In this work, Björn Lamprecht et al. found that survival of Hodgkin's lymphoma cells requires activity of the growth factor receptor CSF1R. Transcription of the gene encoding CSF1R was unexpectedly discovered to originate in a specific class of long terminal repeat, a type of repetitive element present in the genome. Transcriptional initiation from this class of long terminal repeats was widely activated in Hodgkin's lymphoma cells, which the authors traced to defects in epigenetic silencing (517–518).

Chromosomal translocations involving the gene encoding MOZ, a transcriptional regulator, can result in the production of fusion proteins that promote acute myeloid leukemia. In a mouse model of acute myeloid leukemia induced by a MOZ-containing fusion protein, Yukiko Aikawa et al. now identify a potential new therapeutic target, the cytokine receptor CSF1R, which is present on leukemia stem cells and is needed for leukemia induction and progression.

A three-gene expression signature can predict long-term prognosis in two autoimmune diseases, antineutrophil cytoplasmic antibody-associated vasculitis and systemic lupus erythematosus.

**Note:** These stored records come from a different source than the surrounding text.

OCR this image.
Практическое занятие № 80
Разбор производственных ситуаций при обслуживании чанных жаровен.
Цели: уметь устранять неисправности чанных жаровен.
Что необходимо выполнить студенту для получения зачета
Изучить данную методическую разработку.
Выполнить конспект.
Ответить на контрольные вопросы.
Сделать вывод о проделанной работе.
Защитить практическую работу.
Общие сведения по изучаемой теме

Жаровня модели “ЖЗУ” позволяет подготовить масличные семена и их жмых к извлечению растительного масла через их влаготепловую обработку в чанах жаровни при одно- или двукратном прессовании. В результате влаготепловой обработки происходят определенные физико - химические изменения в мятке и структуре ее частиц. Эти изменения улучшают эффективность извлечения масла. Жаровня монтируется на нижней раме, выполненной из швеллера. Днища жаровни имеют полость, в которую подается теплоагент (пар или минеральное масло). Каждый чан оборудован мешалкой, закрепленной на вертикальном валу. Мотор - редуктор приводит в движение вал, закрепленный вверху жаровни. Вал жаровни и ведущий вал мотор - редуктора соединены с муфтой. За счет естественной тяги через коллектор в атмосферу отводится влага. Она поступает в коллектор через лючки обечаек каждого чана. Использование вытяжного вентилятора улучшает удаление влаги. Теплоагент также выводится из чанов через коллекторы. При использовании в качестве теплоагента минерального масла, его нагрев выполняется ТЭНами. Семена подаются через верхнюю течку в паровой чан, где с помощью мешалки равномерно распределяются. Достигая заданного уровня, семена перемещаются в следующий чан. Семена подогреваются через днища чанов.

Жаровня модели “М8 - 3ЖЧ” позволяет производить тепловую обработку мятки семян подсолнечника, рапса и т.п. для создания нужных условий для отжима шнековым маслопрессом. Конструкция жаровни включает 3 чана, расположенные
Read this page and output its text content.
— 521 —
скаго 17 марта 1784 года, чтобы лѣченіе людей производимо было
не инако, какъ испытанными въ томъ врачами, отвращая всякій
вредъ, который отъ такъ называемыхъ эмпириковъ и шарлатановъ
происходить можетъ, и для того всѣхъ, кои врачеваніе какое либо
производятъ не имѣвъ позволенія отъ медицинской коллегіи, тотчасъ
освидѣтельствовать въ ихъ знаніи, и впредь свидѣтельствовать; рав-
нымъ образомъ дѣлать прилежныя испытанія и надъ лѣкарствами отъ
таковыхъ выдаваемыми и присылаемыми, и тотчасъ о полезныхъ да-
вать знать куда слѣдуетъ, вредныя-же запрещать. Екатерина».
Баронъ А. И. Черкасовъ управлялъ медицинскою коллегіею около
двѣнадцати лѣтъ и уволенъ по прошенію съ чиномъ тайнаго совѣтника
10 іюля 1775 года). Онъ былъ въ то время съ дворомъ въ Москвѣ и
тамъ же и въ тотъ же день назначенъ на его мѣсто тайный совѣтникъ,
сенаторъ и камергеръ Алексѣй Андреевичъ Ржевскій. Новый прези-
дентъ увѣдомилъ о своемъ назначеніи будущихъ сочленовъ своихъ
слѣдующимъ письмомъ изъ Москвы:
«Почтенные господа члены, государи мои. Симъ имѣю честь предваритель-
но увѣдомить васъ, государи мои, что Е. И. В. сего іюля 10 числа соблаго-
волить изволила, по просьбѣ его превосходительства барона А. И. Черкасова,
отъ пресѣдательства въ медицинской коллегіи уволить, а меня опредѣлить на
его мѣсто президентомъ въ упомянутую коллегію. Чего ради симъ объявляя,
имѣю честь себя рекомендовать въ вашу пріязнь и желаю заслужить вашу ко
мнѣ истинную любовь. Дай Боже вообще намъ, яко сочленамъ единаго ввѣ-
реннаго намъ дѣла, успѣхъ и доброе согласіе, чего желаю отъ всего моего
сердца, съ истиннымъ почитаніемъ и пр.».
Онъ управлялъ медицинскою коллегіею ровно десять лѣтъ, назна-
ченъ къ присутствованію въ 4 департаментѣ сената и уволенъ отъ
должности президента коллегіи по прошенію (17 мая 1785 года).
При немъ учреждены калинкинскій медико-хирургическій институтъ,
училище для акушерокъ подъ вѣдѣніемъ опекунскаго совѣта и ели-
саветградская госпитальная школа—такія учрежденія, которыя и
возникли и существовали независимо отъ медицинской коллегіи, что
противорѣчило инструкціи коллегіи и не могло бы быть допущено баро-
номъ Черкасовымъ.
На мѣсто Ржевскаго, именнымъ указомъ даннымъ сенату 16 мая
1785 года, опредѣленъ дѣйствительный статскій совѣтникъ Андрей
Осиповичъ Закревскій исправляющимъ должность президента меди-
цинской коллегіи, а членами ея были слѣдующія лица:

The omega-3 fatty acids eicosapentaenoic acid and docosahexaenoic acid alleviate inflammatory pain in patients. Ru-Rong Ji and his colleagues find that the resolvins RvE1 and RvD1, which are derived from omega-3 fatty acids, potently reduce pain in a number of animal models of inflammatory pain. These effects are mediated by both peripheral and central mechanisms and suggest that resolvins may represent a new class of analgesics for inflammatory pain (pages 518–520).

Individuals with obsessive-compulsive disorder (OCD) perform obsessive repetitive actions. Shahin Rafii and his colleagues show that mice lacking the gene Slitrk5 show OCD-like behavioral phenotypes and have deficits in corticostriatal communication in the brain.

Most cases of esophageal cancer can be prevented if detected early at the precancerous high-grade dysplasia stage in patients presenting with Barrett's esophagus, a condition that almost always precedes this form of cancer. Here, Qiu and colleagues have developed a multispectral imaging system that uses endoscopic polarized scanning spectroscopy to perform rapid optical scanning and imaging of the entire esophageal surface, providing a diagnosis in near real time.